Osobom, na których padł choćby cień podejrzenia o współpracę z NKWD czy UB groziła śmierć.
Wcześniej, w 1939 ujawniły się na tych terenach uzbrojone oddziały, które mordowały polskich
żołnierzy oraz cywilów. Po wkroczeniu Armii Czerwonej rabowano polskie majątki, mordowano
ich właścicieli, organizowano struktury partii komunistycznej, nawiązywano współpracę z NKWD i
milicją w akcji zwalczania polskiego podziemia w latach 1939-1941 oraz udział w sporządzaniu list
do wywózek na Syberię. Komitet Powiatowy PPR w Bielsku w 1945 był liczebnie najsilniejszy w
województwie – z około 300 członków niemal wszyscy byli Białorusinami.
Rozkaz z 20 września 1945 dla oddziału kpt. Rajsa wkrótce zawieszono, z powodu szczupłości sił.
Pod koniec roku oddział był już na tyle liczny, ze mógł przystąpić do działań.
28 stycznia 1946 żołnierze kpt. Rajsa dotarli do wsi Łozice. Tam rozpoczął się niechlubny rozdział
historii "Burego". W ciągu kilku zimowych nocy rozpoczął z ok. dwustuosobowym oddziałem
zatrzymania chłopów z lokalnych wsi w okolicach Hajnówki. Podstawą zatrzymania był dobry stan
techniczny furmanek. Zatrzymano czterdziestu chłopów, którzy początkowo mieli pełnić rolę
transportu oddziału. Przestraszeni chłopi nie protestowali, gdy pod eskortą nakazano im wyruszyć
w kierunku Hajnówki. W drodze „Bury” uwolnił kilku furmanów deklarujących pochodzenie
polskie. W Hajnówce żołnierze "Burego" złapali i rozbroili milicjanta oraz trzynastu oficerów
Armii Czerwonej (w tym 1 podpułkownik), dwaj żołnierze radzieccy zostali zabici a dwaj ranni.
Oddział szybko opuścił Hajnówkę i skierował się w okolice Bielska Podlaskiego. Dnia 30 stycznia
1946 r. w lesie koło wsi Puchały Stare zamordowano 30 furmanów.
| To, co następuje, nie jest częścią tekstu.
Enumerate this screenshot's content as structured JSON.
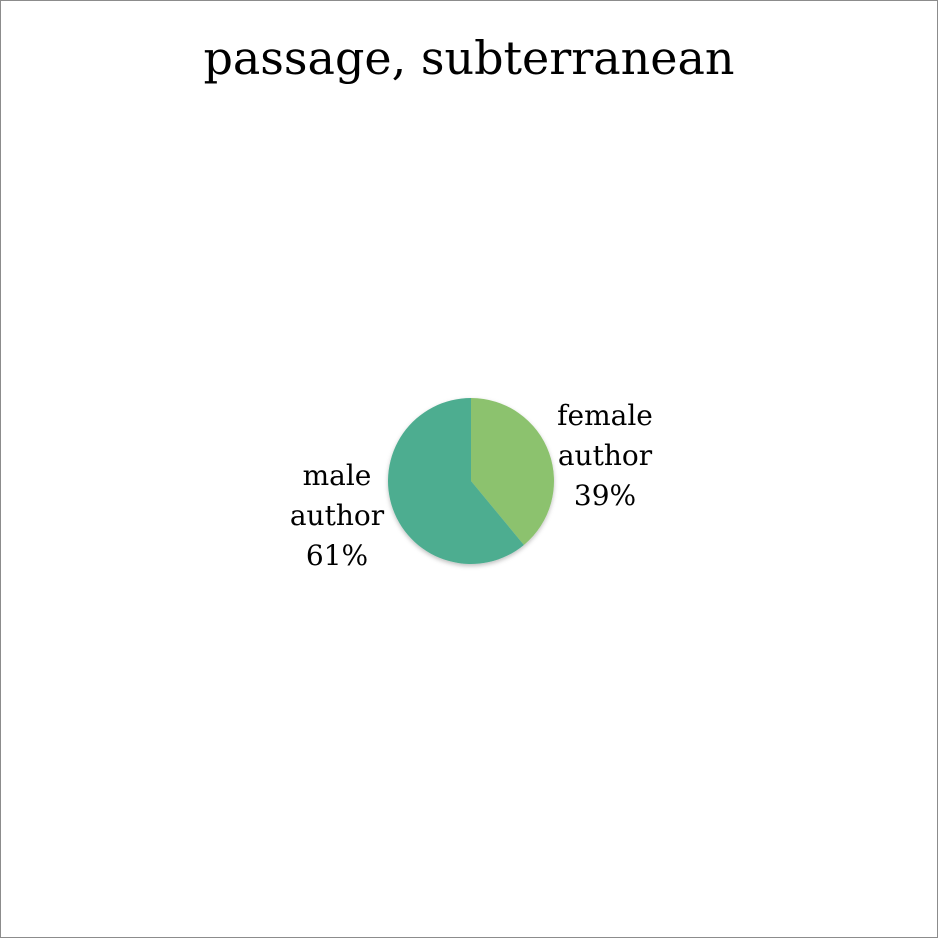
{
  "chart_data": {
    "type": "pie",
    "title": "passage, subterranean",
    "slices": [
      {
        "name": "female author",
        "label_lines": [
          "female",
          "author",
          "39%"
        ],
        "value": 39,
        "color": "#8cc26e"
      },
      {
        "name": "male author",
        "label_lines": [
          "male",
          "author",
          "61%"
        ],
        "value": 61,
        "color": "#4ead90"
      }
    ],
    "legend": "none"
  }
}
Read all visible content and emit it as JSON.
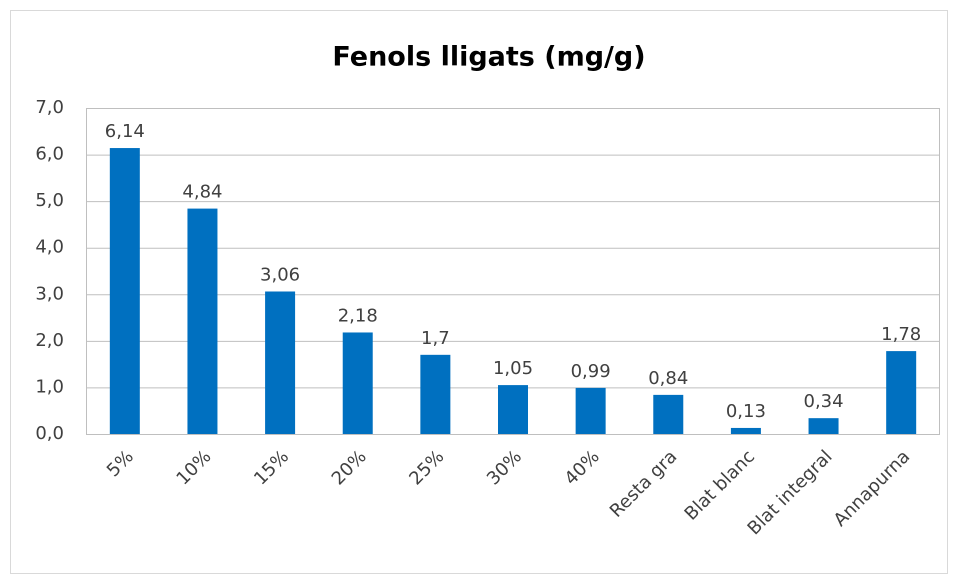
{
  "chart_data": {
    "type": "bar",
    "title": "Fenols lligats (mg/g)",
    "categories": [
      "5%",
      "10%",
      "15%",
      "20%",
      "25%",
      "30%",
      "40%",
      "Resta gra",
      "Blat blanc",
      "Blat integral",
      "Annapurna"
    ],
    "values": [
      6.14,
      4.84,
      3.06,
      2.18,
      1.7,
      1.05,
      0.99,
      0.84,
      0.13,
      0.34,
      1.78
    ],
    "value_labels": [
      "6,14",
      "4,84",
      "3,06",
      "2,18",
      "1,7",
      "1,05",
      "0,99",
      "0,84",
      "0,13",
      "0,34",
      "1,78"
    ],
    "color": "#0070c0",
    "ylim": [
      0,
      7
    ],
    "yticks": [
      {
        "value": 0,
        "label": "0,0"
      },
      {
        "value": 1,
        "label": "1,0"
      },
      {
        "value": 2,
        "label": "2,0"
      },
      {
        "value": 3,
        "label": "3,0"
      },
      {
        "value": 4,
        "label": "4,0"
      },
      {
        "value": 5,
        "label": "5,0"
      },
      {
        "value": 6,
        "label": "6,0"
      },
      {
        "value": 7,
        "label": "7,0"
      }
    ],
    "grid": true
  }
}
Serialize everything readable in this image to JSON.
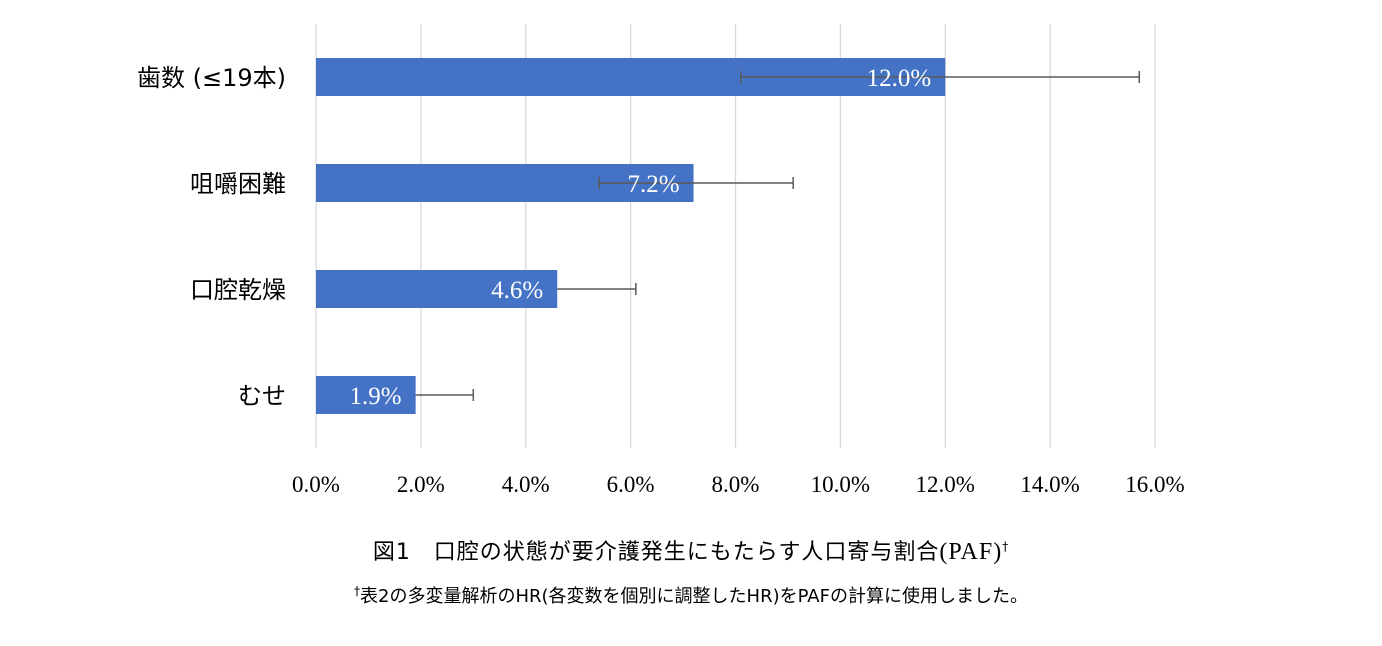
{
  "chart_data": {
    "type": "bar",
    "orientation": "horizontal",
    "categories": [
      "歯数 (≤19本)",
      "咀嚼困難",
      "口腔乾燥",
      "むせ"
    ],
    "values": [
      12.0,
      7.2,
      4.6,
      1.9
    ],
    "value_labels": [
      "12.0%",
      "7.2%",
      "4.6%",
      "1.9%"
    ],
    "error_low": [
      8.1,
      5.4,
      null,
      null
    ],
    "error_high": [
      15.7,
      9.1,
      6.1,
      3.0
    ],
    "xlim": [
      0,
      16
    ],
    "x_ticks": [
      0,
      2,
      4,
      6,
      8,
      10,
      12,
      14,
      16
    ],
    "x_tick_labels": [
      "0.0%",
      "2.0%",
      "4.0%",
      "6.0%",
      "8.0%",
      "10.0%",
      "12.0%",
      "14.0%",
      "16.0%"
    ],
    "grid": "vertical",
    "legend": "none",
    "bar_color": "#4472C4",
    "grid_color": "#D9D9D9",
    "error_color": "#595959"
  },
  "caption": {
    "title_prefix": "図1　口腔の状態が要介護発生にもたらす人口寄与割合",
    "title_paren": "(PAF)",
    "dagger": "†",
    "note": "表2の多変量解析のHR(各変数を個別に調整したHR)をPAFの計算に使用しました。"
  }
}
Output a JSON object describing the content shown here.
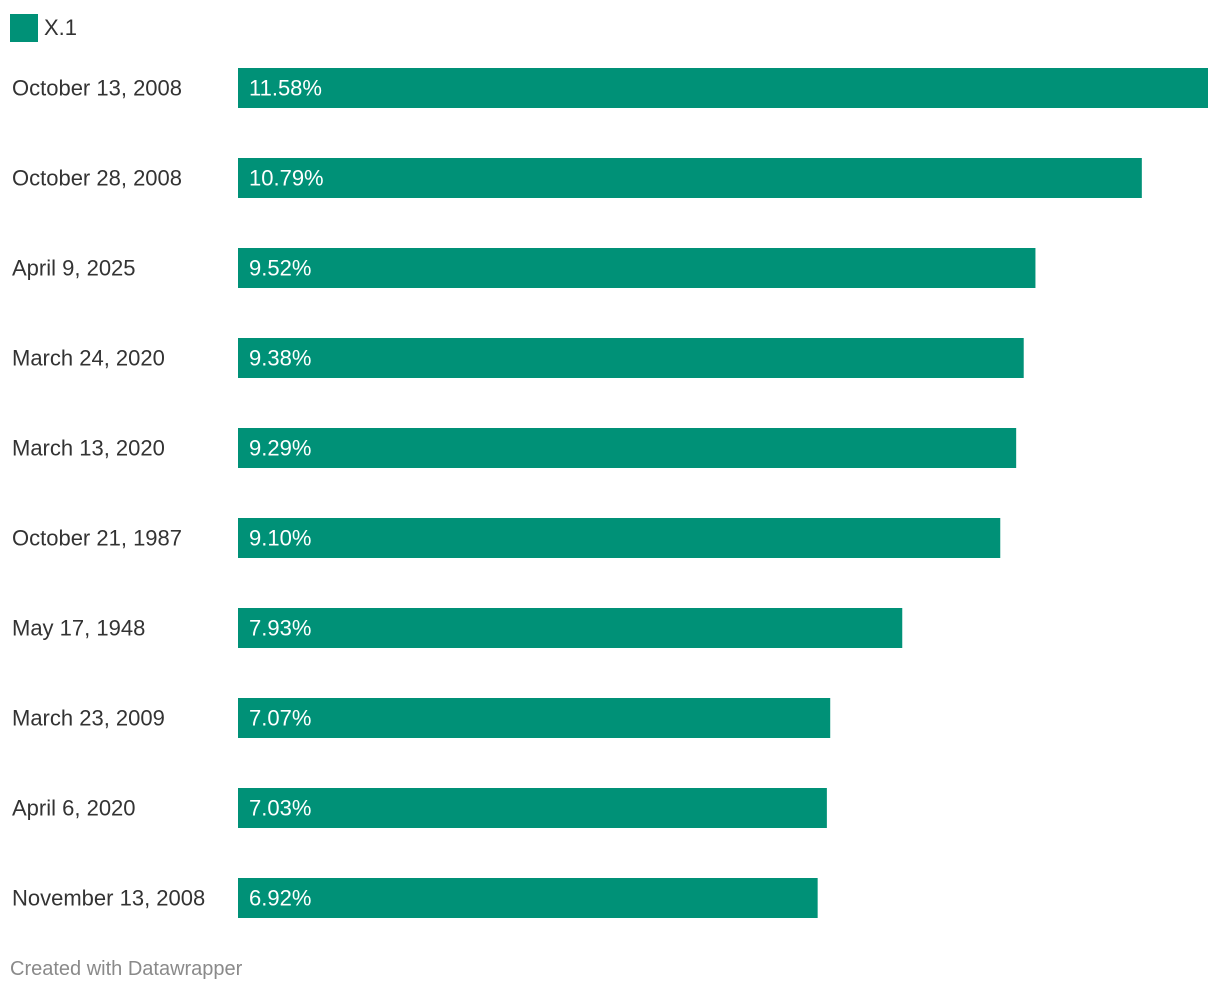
{
  "legend": {
    "label": "X.1"
  },
  "colors": {
    "bar": "#009177",
    "label": "#333333",
    "value_label": "#ffffff",
    "footer": "#8a8a8a"
  },
  "footer": {
    "text": "Created with Datawrapper"
  },
  "chart_data": {
    "type": "bar",
    "orientation": "horizontal",
    "categories": [
      "October 13, 2008",
      "October 28, 2008",
      "April 9, 2025",
      "March 24, 2020",
      "March 13, 2020",
      "October 21, 1987",
      "May 17, 1948",
      "March 23, 2009",
      "April 6, 2020",
      "November 13, 2008"
    ],
    "series": [
      {
        "name": "X.1",
        "values": [
          11.58,
          10.79,
          9.52,
          9.38,
          9.29,
          9.1,
          7.93,
          7.07,
          7.03,
          6.92
        ],
        "value_labels": [
          "11.58%",
          "10.79%",
          "9.52%",
          "9.38%",
          "9.29%",
          "9.10%",
          "7.93%",
          "7.07%",
          "7.03%",
          "6.92%"
        ]
      }
    ],
    "xlim": [
      0,
      11.58
    ],
    "grid": false,
    "legend_position": "top-left",
    "data_labels": "inside-start"
  }
}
Następnego dnia zaatakowane
zostały wsie Zaleszany i Wólka Wygonowska, gdzie rozstrzelano 16 osób, w tym kobiety i dzieci.
W dniu 2 lutego oddział "Burego" spalił wsie Zanie, zabijając 24 osoby, i Szpaki (9 osób), zabijając
także kobiety i dzieci. Według niektórych opinii morderstwa, których dopuścił się oddział Burego,
były przeprowadzane za cichą zgodą lokalnych władz PPR, które liczyły na skutek w postaci
masowego eksodusu Białorusinów.
III Wileńska Brygada NZW została rozproszona i częściowo rozbita przez KBW 30 kwietnia 1946.
W listopadzie tego roku kpt. Rajs otrzymał urlop organizacyjny i wyjechał najpierw do Elbląga, a w
marcu 1947 do Karpacza, gdzie jego podwładny z okresu wileńskiego załatwił mu pracę w urzędzie
gminy. Po kilku miesiącach kupił pralnię, którą prowadził wraz z żoną.
Proces
W dniu 17 listopada 1948 został aresztowany przez UB. W śledztwie podał miejsce pobytu swojego
zastępcy, ppor K. Chmielowskiego "Rekina", oskarżając go również niezgodnie z prawdą o
dokonanie pacyfikacji wsi białoruskich i rozstrzelanie funkcjonariuszy UBP i MO pod Brzozowem.
Na pokazowym procesie w białostockim kinie "Ton" został skazany w dniu 1 października 1949 na
karę śmierci. Podczas procesu nie przyznawał się do mordu na furmanach, zrzucał winę na swego
zastępcę. Wyrok wykonano 30 grudnia 1950 w Białymstoku. Do dziś nie wiadomo, gdzie został
pochowany.
Epilog
W 1995 roku Sąd Warszawskiego Okręgu Wojskowego unieważnił wyrok śmierci na Romualda
Rajsa, uzasadniając, że "walczył o niepodległy byt państwa polskiego" a wydając rozkazy
dotyczące m.in. pacyfikacji białoruskich wsi, działał w sytuacji stanu wyższej konieczności,
zmuszającego do podejmowania działań nie zawsze jednoznacznych etycznie.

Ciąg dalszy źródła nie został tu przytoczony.